Çukurova’nın kavurucu sıcağında çalışan mevsimlik tarım işçisi kadınlar, çadırlarda susuz bir yaşam sürüyor. ‘İş olsa niye bu rezilliği çekelim’ diyen kadınlar emeklerinin karşılığını alamadıklarını belirtti
Adana’nın Karataş ilçesinde Diyarbakır ve Urfa’dan gelen mevsimlik tarım işçileri, Çavuşlu köyü yakınlarında kurdukları çadırlarda yaşam mücadelesi veriyor. Salgın önlemlerinin artırıldığı bu günlerde, geçtikleri yere bereketi taşıyan Seyhan ve Ceyhan nehirleri ile çevrelenmiş Adana’da mevsimlik işçilerin yaşadığı çadır kentlerde su yok. Ekonomik sıkıntılar, emek sömürüsünün yanında su sorunu ile karşı karşıya kalan mevsimlik işçiler, 9 ay çalıştıklarının memleketlerinde 3 ay yetmediğini söyledi.
‘Emzikli çocuklar var’
Şeker hastası Fatma Akça 7 aydır Adana’da. Sıcak ve tozdan şikayetçi Akça, suyu bile zor bulduklarını söyledi. Engelli bir oğlu olduğunu söyleyen Akça başka bir iş imkanı olmadığı için tarlada çalıştığını belirterek, “Bir oğlum böbrek hastası ve görme engelli. Emzikli çocuklar var, bir yandan onlara bakıyoruz. Yaşım da ilerledi ama mecbur çalışıyoruz. Pamuk topluyoruz, çapa yapıyoruz” dedi.
‘Perişanız burada’
Mevsimlik işçi olarak Diyarbakır’dan Adana’ya gelenlerden biride Selvi Müslüm. Müslüm, DAİŞ’in Kobanê’ye saldırdığı 2014 tarihinde çocuklarıyla birlikte Diyarbakır’a yerleşir. Aylık verilen 900 TL ile geçinmeye çalışan Müslüm ve ailesi, devlet tarafından bu ödeneğin iptal edilmesiyle birlikte kiralarını ödeyemez duruma geldiğini vurguladı. İş bulamayınca pamuk toplamaya gelen Müslüm, “Perişanız burada. Çok sıcak ve sinek çok.
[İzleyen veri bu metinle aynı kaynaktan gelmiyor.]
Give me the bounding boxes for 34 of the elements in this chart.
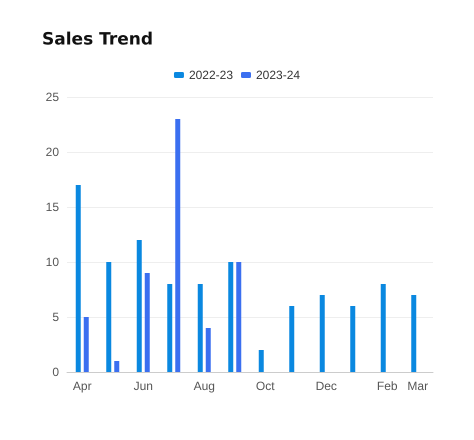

Zaten iki kişi çalışıyoruz ama yetmiyor. Diyarbakır’a döneriz, en azından orada iyi komşularımız var” dedi.
‘Kışın çamur içindeyiz’
“Urfa’da iş olsa bu rezilliği çeker miyiz?” sorusu ile karşılıyor bizi Güneş Aktaş. 7 aydır Adana’da olan Akta, sabah erken saatlerde uyandıklarını ve ilk işlerinin çadıra su taşımak olduğunu söyleyerek; “Biberi ekiyoruz, topluyoruz, bitirip Urfa’ya dönüyoruz, 1 ay orada kalıp tekrar geliyoruz Adana’ya. Annemiz, babamız, kardeşimiz hep memlekette, onları bırakıp buralara gelmişiz. Çocuklarımızla beraber çalışıyoruz, bir yevmiye gelir diye iş derdine düştük. Kışın çamur içindeyiz. Çocuklar şimşek çakınca, battaniyenin altında ağlıyor. Yazın ise sıcak, sinek ve yılanlar var” diye konuştu.
‘Öğretmen olma hayali’
Urfa’dan gelen Rabia henüz 17 yaşında olmasına rağmen 4 yıldır tarlalarda çalışıyor. Urfa’da iş olsa buraya gelmezdim diyen Rabia, “Öğretmen olma hayalleri kurarken, şimdi buradayım. Tarladan zaten yorgun geliyoruz, 2-3 saat uykuyla tekrar çalışmaya başlıyoruz. Çamaşır, bulaşık derken” diyor ve ekliyor devamlı iş devamlı iş” şeklinde konuştu.
Tulumbayla kuyu suyunu taşıyorlar
Yemek yapan Filiz Unutur ise, “Çektiğimiz rezilliğe değmiyor ama çalışmak zorundayız” dedi. Günlük 80 TL alan ve 6 çocuğuyla birlikte çalışan Unutur, sudan yakındı. Tulumbayla kuyu suyunu taşıdıklarını söyleyen Unutur, bulundukları yere yakın bir çiftlik olduğunu bazen oradan içme suyu aldıklarını belirterek, “Tabi oda çiftlik sahibi kapıyı açarsa. Tüm aile 9 ay boyunca tarlada çalışıyoruz. Fakat bu paranın Urfa’da 3 ay yetmiyor” dedi.